By Kate HoltonLONDON (Reuters) - Pop star Madonna has challenged hikers who want to walk across her $16 million English country estate.
The case pits the rights of landowners to keep their domains private, against a large and determined band of English walkers who demand full access to the countryside.
A public inquiry, which opened on Wednesday into the dispute at the 1,200 acre Ashcombe House estate which the singer owns with her British film director husband Guy Ritchie, is expected to last five days, with a verdict due in the Summer.
The couple are appealing against a government Countryside Agency decision which defined 100 acres of their land in Dorset, southwest England, as open country and therefore open to the public.
Madonna and Ritchie claim the land should be reclassified as "semi-improved" grassland because it is used for shooting game. This would define it as agricultural land and exclude it from public access.
British media have also quoted the couple as insisting their right to privacy must be considered, as they seek to deter celebrity watchers and paparazzi from wandering on their land.
The hikers sense a win. "We are confident that we are right and the land should stay on the map," Andy Wistow, a senior Countryside Officer, told Reuters.
The dispute is the latest to hit the couple since they bought the house.
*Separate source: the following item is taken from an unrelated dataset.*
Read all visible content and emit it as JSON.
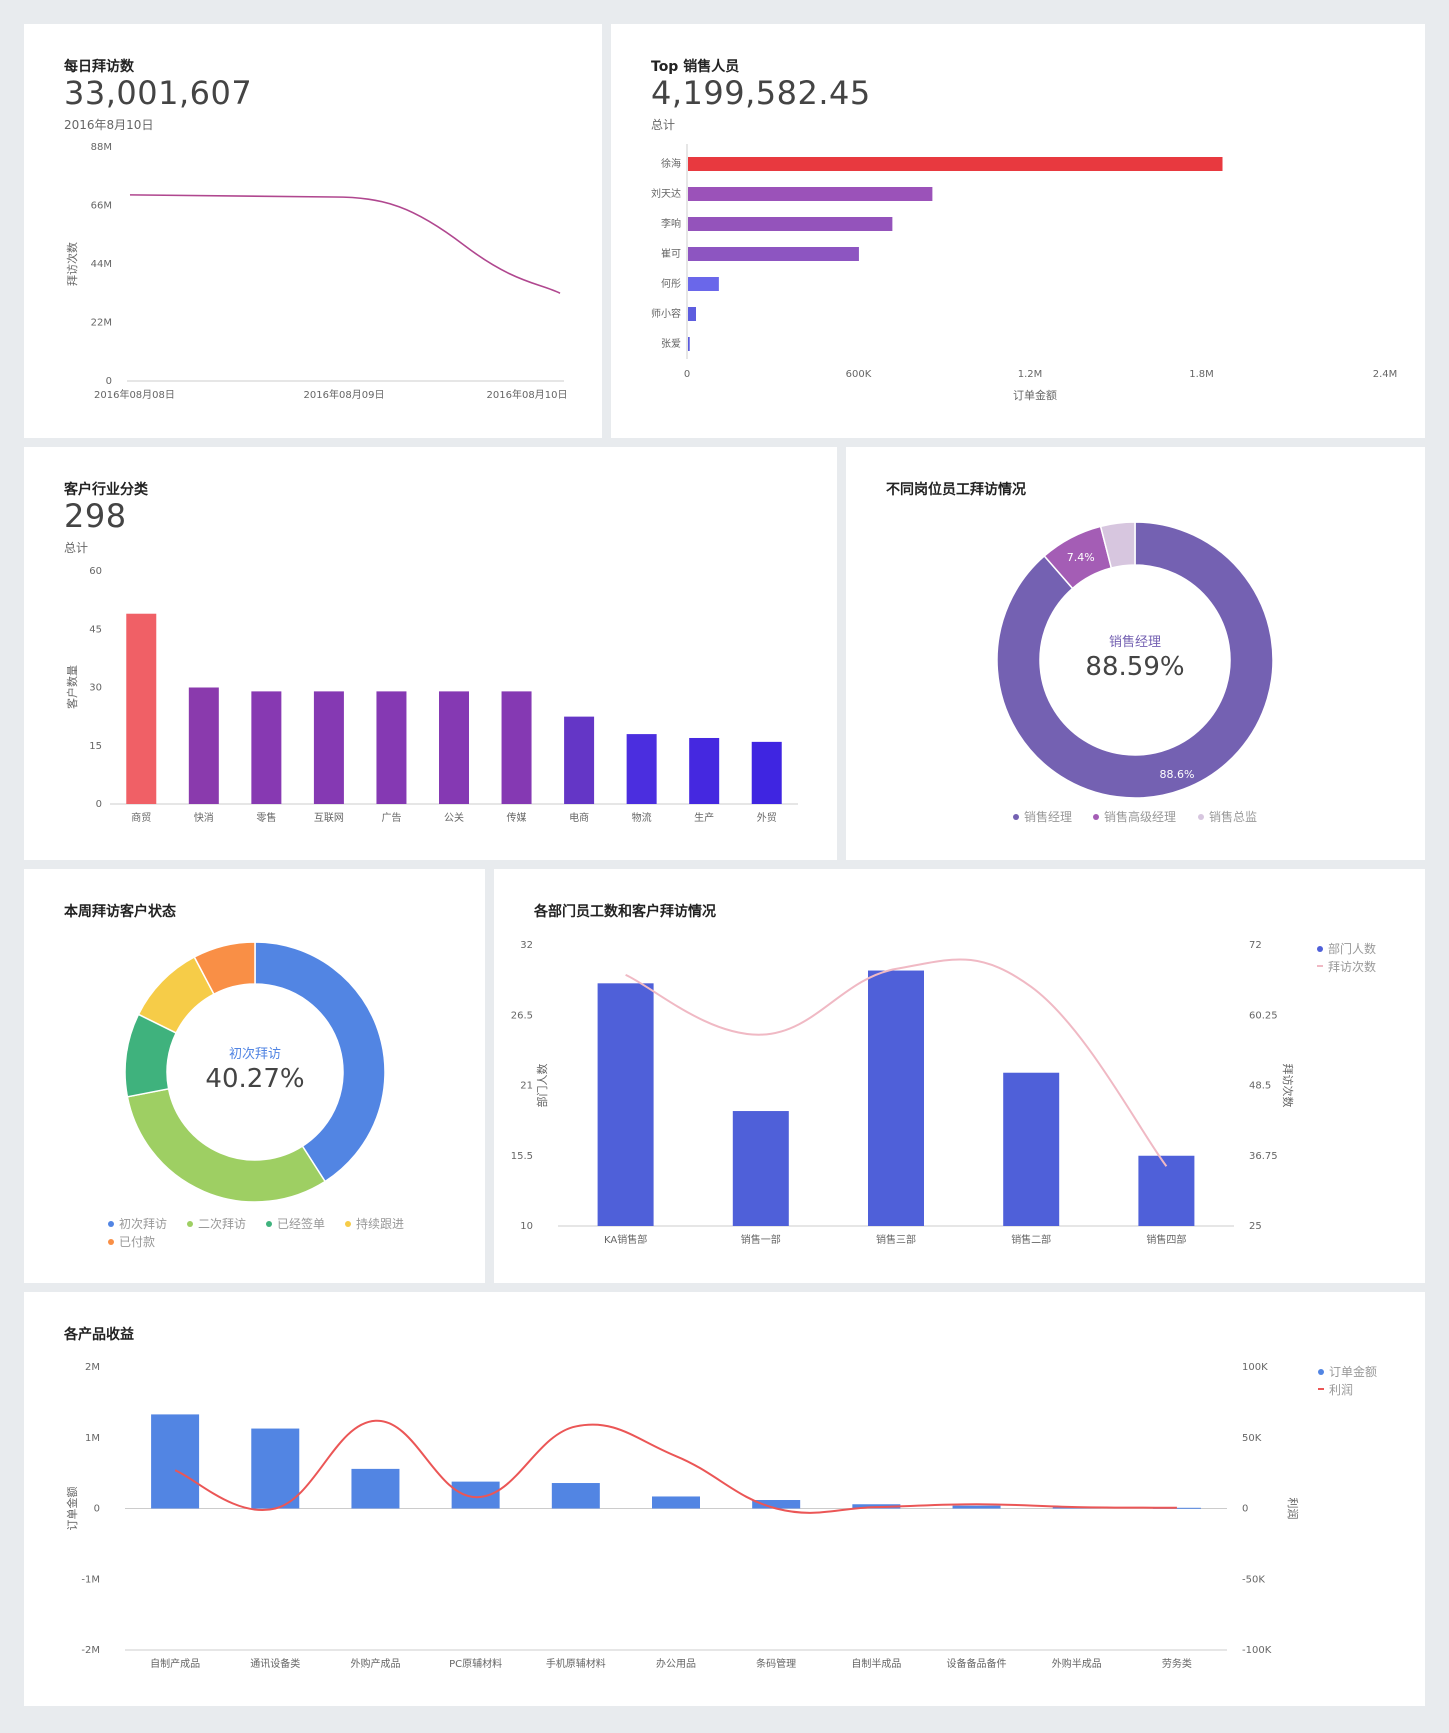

They have already complained about low-flying aircraft and were ordered to remove new high security gates after failing to apply for planning permission.
Madonna's fight is one of several currently being fought between landowners and hikers -- "ramblers" as they are known in Britain.
The Ramblers Association describes gaining access to open country as a benefit to the whole nation and one Times newspaper editorial advised Madonna and Ritchie that they should not be feared.
"Ramblers are unworldly types who will -- unthinkable as it seems -- probably never have heard of her, being far more concerned with their maps in little waterproof covers, their flasks of sweet tea and cling-filmed picnics of cheese sandwiches and fruit cake," it said.
Madonna has not always enjoyed the backing of the English press since she married Ritchie, with a columnist for the tabloid Daily Mail offering a particularly trenchant opinion following reports she was considering moving back to the United States.
"Good riddance," he wrote. "Madonna the Brit was a classic case of the rich, crass, clueless American playing at English tradition."